Musik spielen, um Konflikte zu lösen, um Kulturerbe zu erhalten, um Freiraum zu schaffen. Drei junge Forscher geben Einblicke, woran sie derzeit arbeiten. Der musikethnologische Nachwuchs trifft sich einmal im Jahr an der Uni Hildesheim. Philip Bohlman von der Universität Chicago sagt: „Das Spektrum der Forschungsarbeiten ist breiter geworden. Gerade für die jungen Forscher, die aus allen Ecken der Welt kommen, ist der fachliche Austausch wichtig. Das Center for World Music hat eine besondere Anziehungskraft."

„Musikethnologen haben direkten Kontakt zur Gesellschaft, beobachten Alltag. Ihnen wird in der Feldforschung sehr bewusst, welche Rolle Musik in der Gesellschaft spielen kann“, sagt Thomas Hilder, wissenschaftlicher Mitarbeiter am Center for World Music der Uni Hildesheim. Fast 90 junge Musikethnologen hatten sich beworben, um Ende Juni 2014 beim sechsten internationalen Doktorandenworkshop in Hildesheim dabei zu sein, ein Viertel erhielt eine Zusage, um ihre Forschung vorzustellen und zu diskutieren. „Es geht in diesem Jahr zum Beispiel um indische Casting-Wettbewerbe, bei denen Jugendliche versuchen, zwischen Tradition und Individualismus eine Balance zu finden. Sie machen die Stimmen von Vorbildern nach und versuchen doch ihren eigenen Stil zu entwickeln, wie Annar Desai-Stephens zeigt. Andere Forscherinnen, etwa Stephanie Vos, befassen sich mit Migration und Musik und untersuchen etwa die Lebenslagen von südafrikanischen Jazzmusikern, die seit 1960 nach London auswanderten und sich hier auch musikalisch positionierten“, so Thomas Hilder, der nach seiner Promotion an der University of London nach Hildesheim übersiedelte und hier den musikethnologischen Forschungsnachwuchs stärken möchte. Diler Özer Efe von der Istanbul Technical University untersucht anhand von Interviews und Aufnahmen, wie sich die Musikkultur seit den 1970er Jahren im Vergleich zum politischen Wandel in der Türkei verändert hat und welche Rolle oppositionelle Musiker spielen.
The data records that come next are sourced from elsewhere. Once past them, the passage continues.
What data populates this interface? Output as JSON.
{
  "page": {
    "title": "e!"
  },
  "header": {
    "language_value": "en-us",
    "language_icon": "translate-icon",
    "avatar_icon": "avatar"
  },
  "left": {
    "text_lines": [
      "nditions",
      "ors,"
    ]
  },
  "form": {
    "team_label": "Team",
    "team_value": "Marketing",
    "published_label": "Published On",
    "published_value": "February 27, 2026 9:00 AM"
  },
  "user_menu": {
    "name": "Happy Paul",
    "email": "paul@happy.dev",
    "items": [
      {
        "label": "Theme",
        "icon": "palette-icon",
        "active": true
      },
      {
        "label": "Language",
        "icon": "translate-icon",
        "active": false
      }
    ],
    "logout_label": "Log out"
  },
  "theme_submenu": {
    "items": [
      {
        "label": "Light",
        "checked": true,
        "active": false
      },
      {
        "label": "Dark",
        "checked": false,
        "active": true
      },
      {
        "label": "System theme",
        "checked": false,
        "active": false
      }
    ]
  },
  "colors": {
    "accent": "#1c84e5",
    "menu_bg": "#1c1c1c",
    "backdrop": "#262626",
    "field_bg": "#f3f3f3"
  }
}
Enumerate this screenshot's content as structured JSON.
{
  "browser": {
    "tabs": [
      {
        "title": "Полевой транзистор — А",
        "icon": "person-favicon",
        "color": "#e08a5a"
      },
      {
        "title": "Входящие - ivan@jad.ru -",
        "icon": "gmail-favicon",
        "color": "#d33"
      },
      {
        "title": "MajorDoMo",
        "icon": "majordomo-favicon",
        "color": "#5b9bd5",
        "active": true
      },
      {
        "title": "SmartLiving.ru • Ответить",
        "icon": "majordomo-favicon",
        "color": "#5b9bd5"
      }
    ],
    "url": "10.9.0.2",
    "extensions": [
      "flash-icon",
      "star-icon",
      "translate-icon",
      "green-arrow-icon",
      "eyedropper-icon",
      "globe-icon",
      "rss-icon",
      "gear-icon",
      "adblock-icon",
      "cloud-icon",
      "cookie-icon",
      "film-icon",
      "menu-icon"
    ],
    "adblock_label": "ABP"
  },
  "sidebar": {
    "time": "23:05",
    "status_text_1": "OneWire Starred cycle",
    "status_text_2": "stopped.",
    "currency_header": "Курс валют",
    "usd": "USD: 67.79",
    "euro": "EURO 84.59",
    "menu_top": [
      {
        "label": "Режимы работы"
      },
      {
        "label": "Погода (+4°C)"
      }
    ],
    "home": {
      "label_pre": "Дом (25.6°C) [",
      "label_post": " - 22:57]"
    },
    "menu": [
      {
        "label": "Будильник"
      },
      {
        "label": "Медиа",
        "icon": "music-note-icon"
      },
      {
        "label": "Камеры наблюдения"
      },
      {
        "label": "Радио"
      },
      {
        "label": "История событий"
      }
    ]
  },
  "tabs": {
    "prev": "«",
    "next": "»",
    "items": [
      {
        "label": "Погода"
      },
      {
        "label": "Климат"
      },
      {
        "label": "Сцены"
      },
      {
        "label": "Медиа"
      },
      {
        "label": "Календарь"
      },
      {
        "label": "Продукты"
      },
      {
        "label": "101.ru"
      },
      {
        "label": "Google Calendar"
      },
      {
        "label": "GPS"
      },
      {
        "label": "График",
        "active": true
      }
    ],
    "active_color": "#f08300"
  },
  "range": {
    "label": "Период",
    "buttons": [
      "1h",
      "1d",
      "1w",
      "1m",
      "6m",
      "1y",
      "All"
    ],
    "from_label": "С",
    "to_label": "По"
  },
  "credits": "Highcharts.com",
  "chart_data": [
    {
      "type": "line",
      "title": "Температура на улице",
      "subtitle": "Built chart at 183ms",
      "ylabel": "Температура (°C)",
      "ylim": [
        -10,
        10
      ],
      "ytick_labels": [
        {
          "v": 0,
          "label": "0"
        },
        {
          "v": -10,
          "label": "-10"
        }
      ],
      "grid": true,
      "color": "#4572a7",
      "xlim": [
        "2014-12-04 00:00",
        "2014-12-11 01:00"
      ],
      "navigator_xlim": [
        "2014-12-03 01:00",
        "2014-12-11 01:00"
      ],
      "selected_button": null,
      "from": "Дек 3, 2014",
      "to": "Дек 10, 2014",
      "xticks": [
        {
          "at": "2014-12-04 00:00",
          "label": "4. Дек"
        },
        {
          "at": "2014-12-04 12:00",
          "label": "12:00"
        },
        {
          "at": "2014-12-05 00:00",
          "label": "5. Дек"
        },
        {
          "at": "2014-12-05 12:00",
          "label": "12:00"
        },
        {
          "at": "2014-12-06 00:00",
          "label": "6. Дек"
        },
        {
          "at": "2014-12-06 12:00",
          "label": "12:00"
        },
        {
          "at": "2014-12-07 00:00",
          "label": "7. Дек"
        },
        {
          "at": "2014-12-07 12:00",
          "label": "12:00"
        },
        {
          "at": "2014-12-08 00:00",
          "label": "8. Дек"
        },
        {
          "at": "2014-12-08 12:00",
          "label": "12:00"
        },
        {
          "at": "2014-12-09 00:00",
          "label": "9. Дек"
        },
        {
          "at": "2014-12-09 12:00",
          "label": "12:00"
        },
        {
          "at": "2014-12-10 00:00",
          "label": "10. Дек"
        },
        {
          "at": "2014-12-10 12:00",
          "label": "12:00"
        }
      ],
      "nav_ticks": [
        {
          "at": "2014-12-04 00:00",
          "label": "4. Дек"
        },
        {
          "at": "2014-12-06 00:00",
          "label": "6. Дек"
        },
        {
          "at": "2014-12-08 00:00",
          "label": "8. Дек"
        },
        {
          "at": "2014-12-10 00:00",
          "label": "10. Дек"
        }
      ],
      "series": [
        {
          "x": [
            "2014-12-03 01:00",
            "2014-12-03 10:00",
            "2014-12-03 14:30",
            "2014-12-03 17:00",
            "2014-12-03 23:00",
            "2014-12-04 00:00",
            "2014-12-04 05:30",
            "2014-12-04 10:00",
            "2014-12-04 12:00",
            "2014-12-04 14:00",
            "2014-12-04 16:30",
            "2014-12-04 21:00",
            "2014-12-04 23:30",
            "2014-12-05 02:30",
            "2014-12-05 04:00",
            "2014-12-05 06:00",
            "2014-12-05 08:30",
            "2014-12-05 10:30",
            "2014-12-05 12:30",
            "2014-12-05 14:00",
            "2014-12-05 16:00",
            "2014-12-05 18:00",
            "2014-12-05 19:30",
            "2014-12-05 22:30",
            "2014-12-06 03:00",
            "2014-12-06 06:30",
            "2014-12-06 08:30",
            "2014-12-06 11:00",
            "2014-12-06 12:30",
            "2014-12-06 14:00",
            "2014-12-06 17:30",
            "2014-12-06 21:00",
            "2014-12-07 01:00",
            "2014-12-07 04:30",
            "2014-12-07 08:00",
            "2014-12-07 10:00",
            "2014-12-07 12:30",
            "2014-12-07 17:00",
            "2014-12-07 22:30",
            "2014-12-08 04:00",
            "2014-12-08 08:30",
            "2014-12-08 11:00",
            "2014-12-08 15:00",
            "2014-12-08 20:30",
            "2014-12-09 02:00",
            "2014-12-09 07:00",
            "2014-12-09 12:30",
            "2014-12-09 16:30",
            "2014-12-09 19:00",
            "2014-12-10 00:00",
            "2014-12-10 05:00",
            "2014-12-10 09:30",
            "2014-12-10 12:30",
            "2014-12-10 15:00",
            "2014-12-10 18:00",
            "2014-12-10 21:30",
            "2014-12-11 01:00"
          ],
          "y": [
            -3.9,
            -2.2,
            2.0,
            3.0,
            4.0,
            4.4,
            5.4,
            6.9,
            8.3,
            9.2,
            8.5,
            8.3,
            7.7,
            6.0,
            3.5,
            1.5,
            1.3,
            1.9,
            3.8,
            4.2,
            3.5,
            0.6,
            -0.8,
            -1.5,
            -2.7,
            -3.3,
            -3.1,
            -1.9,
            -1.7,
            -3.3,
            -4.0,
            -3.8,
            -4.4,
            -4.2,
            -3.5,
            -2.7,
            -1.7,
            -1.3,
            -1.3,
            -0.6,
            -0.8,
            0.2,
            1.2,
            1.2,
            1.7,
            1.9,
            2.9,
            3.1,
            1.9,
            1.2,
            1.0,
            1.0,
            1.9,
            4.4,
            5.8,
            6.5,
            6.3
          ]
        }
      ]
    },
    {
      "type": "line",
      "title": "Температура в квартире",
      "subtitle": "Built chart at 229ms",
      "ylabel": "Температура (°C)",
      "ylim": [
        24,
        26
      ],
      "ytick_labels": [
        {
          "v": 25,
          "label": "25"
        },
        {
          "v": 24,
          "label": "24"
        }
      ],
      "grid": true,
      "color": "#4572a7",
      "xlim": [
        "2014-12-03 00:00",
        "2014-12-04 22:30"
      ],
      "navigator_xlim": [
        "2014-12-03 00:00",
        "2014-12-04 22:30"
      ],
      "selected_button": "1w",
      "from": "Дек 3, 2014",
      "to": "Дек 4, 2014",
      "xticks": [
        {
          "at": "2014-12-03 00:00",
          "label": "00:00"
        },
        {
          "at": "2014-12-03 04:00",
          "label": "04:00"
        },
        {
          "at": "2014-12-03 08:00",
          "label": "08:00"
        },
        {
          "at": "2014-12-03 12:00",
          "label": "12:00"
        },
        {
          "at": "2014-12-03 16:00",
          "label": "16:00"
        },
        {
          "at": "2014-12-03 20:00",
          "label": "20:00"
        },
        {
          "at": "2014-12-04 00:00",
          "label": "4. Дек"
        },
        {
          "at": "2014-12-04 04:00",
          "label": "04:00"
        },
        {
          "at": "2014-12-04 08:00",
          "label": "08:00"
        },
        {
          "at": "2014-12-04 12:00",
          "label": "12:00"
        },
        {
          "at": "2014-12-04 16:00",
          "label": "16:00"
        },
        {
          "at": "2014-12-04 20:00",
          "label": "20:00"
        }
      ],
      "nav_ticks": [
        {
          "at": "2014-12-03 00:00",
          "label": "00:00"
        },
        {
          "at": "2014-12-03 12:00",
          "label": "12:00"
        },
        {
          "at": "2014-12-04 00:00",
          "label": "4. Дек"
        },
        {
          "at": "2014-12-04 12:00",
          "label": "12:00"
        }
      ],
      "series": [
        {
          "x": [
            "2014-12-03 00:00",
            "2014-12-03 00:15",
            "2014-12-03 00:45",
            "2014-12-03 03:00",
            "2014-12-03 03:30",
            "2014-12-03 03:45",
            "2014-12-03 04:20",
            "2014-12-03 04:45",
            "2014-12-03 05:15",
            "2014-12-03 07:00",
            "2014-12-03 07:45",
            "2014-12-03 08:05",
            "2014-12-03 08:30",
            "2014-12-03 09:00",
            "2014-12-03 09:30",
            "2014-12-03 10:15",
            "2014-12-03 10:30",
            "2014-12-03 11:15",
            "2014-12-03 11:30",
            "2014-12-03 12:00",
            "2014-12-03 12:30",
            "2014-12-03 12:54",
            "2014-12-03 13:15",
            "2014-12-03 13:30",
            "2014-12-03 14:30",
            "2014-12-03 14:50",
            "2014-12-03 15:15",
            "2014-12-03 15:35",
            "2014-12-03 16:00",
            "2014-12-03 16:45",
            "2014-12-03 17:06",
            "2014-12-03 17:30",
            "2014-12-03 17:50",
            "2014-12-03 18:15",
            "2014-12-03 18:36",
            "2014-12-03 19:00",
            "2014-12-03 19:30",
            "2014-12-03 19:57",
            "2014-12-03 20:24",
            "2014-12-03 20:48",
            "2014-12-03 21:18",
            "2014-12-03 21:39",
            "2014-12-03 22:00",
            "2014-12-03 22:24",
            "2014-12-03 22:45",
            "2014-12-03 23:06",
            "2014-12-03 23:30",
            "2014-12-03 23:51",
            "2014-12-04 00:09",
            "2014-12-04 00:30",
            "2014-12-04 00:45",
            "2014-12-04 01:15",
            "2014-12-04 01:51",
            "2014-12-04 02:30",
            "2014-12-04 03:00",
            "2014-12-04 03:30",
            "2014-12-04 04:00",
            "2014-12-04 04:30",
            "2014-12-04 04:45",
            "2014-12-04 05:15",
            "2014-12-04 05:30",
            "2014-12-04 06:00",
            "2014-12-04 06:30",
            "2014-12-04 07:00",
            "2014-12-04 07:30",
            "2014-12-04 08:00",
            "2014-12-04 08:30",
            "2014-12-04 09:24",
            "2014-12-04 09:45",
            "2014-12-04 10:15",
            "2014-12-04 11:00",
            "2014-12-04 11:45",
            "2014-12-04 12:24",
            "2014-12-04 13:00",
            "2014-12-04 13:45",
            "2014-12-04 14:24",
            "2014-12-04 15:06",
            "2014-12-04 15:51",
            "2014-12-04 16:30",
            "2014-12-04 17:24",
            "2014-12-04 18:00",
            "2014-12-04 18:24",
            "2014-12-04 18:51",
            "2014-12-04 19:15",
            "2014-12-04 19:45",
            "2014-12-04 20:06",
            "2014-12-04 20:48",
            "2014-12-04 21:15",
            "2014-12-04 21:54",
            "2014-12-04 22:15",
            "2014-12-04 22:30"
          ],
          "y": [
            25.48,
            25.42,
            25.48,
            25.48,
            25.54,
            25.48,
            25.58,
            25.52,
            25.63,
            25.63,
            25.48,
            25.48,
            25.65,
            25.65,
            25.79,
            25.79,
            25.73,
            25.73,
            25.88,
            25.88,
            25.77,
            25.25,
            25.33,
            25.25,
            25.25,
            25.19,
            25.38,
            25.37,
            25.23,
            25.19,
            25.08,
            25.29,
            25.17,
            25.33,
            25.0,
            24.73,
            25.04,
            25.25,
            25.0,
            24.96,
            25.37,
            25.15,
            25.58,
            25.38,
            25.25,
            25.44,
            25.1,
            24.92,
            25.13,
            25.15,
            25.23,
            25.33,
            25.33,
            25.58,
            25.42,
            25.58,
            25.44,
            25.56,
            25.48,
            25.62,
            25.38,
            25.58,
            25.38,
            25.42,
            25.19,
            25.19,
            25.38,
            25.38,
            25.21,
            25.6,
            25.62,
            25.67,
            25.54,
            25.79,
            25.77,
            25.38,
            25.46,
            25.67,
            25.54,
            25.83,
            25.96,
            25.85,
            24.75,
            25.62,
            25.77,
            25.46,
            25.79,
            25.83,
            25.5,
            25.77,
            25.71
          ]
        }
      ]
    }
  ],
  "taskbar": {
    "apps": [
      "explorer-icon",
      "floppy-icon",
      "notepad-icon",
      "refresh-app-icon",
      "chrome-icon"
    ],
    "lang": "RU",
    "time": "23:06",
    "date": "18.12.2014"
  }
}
„Über die Jahre hat sich das Themenspektrum erweitert, die Entwicklung ist vielversprechend, Hildesheim hat für die jungen Forscherinnen und Forscher eine besondere Anziehungskraft. Hier können sie plaudern, sich fachlich austauschen“, sagt Philip Bohlman, Professor für Musikwissenschaft an der Universität Chicago. Er dreht sich schwungvoll um, blickt über die Schulter und strahlt. „Darum geht’s!“ Hinter ihm wuselt es – persönliche Gespräche statt bloß E-Mail-Kontakt. Es ist Pause, der Marathon beginnt um 9:00 Uhr, endet täglich am späten Abend. Die Pausen sind goldwert, um einander besser kennen zu lernen. „Die Wissenschaftler kommen wie bereits im Vorjahr aus allen Ecken der Welt, so entsteht ein gemeinsamer Fachbereich, denn uns verbinden ähnliche Fragen“, sagt Bohlman. Von traditionell bis populär, über Jazz und Klassik – nicht ein bestimmtes Thema steht im Fokus, stattdessen bietet die Universität Raum, um sich über theoretische und methodische Herausforderungen auszutauschen. Dabei wird der Nachwuchs von Musikethnologen, darunter die beiden Direktoren des Center for World Music, Professor Raimund Vogels und Julio Mendívil, begleitet. Die Hochschule für Musik, Theater und Medien Hannover (HMTMH) und die Universität Hildesheim organisieren den Doktorandenworkshop einmal pro Jahr gemeinsam. So entsteht ein weltweites Netzwerk von Nachwuchswissenschaftlern.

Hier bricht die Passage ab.